Loin des débats et des connotations des uns et des autres sur ce triste événement, qu’il nous soit permis de ressasser ici des causes lointaines et proches pouvant permettre d’apporter une réponse à la question de pourquoi en est-il ainsi.

Le Territoire de Kalehe réuni (Chefferies et Groupements de Buhavu, Buloho, Kalima, Kalonge, Buzi, Mbinga-Nord, Mbinga-Sud, Mubugu) fut depuis l’époque coloniale le lieu par excellence de la culture du café au Kivu. L’exploitation des grands espaces par les colons ne fut pas un choix hasardeux et toute la population fut mise à contribution. Les plantations organisées étant devenues désuètes ou presque après la zairanisation, le malheur de Kalehe débuta avec l’exportation frauduleuse nuit et jour du café à l’effet d’appauvrir les petits producteurs paysans mais faisant du Rwanda un acteur sur les marchés internationaux.
Le deuxième malheur fut l’exploitation désordonnée de la cassitérite dont le marché mondial avait besoin. Les mêmes causes produisant les mêmes effets, une fois de plus, le Rwanda tira un important dividende de ce commerce qui occasionnait l’abandon de la culture caféière et de principales cultures vivrières.
Le troisième malheur fut la combinaison des effets pervers de l’affluence des réfugiés hutus rwandais et du boom du coltan dont la forte demande de toutes parts dans les pays industrialisés déconnecta les populations de la réalité du terrain. En effet, les flancs et les sommets des collines et des montagnes se transformèrent en importantes galeries à ciel ouvert au mépris des conséquences futures dont les lentes érosions du sol, les grands éboulements, les inondations, l’insécurité alimentaire et la pauvreté devenue endémique. Paradoxalement, l’économie rwandaise connut et connait à ce jour une embellie fondée sur des trafics illicites d’un minerai stratégique pour le monde alors que le pays n’en produit pas une seule petite brouette.
Le plus grand malheur de Kalehe aura été depuis de longues décennies et de toute évidence, l’absence de mesures fortes et de politiques salvatrices face aux dangers précités sans parler de la radioactivité caractéristique des minerais exploités essentiellement de manière artisanale et très souvent anarchiquement.

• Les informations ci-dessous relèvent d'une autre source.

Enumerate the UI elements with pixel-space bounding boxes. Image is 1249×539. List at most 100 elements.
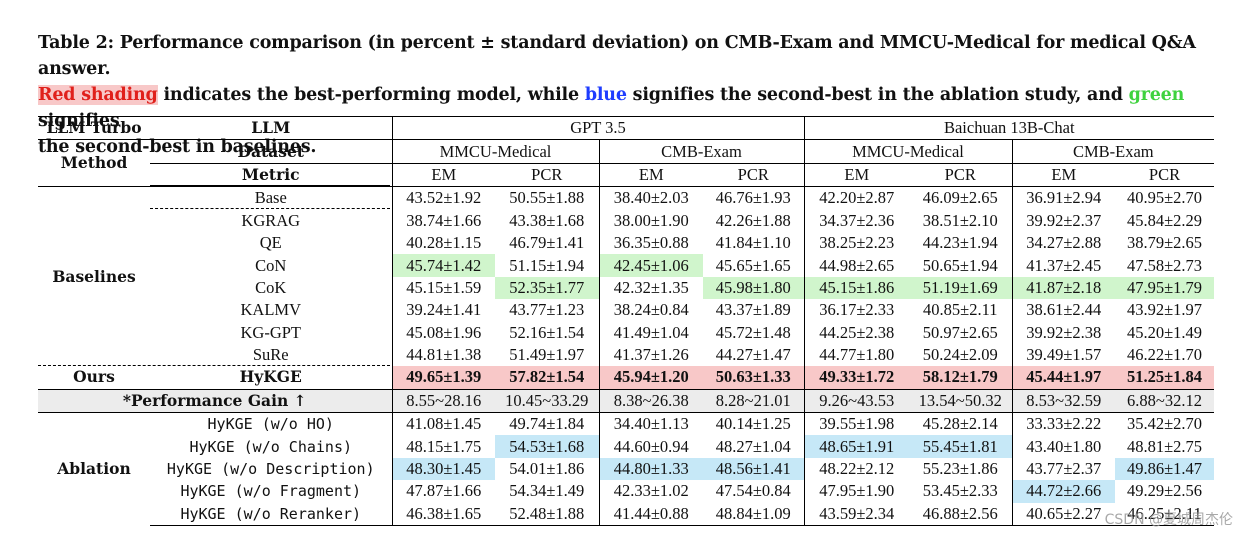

En définitive, pendant que les populations des hauts, moyens plateaux et du littoral du lac Kivu paient le prix de cet état de choses, celles, Tembo, silencieuses, résilientes et peut-être moins malheureuses se battent quoique difficilement autant pour la sécurité du Territoire que pour la préservation de la forêt et ses innombrables ressources, un exemple à suivre par tous les Congolais. Tout en joignant notre modeste voix à celles de tous les compatriotes compatissants et tenant compte de tout ce qui est décrit dans cette réflexion, nous souhaitons de tout cœur que le Territoire de Kalehe, si utile, s’invite à la table des priorités du Gouvernement de la République et des institutions de la Province du Sud-Kivu pour conjurer la survenue d’un nouveau malheur.

Salutations fraternelles et patriotiques.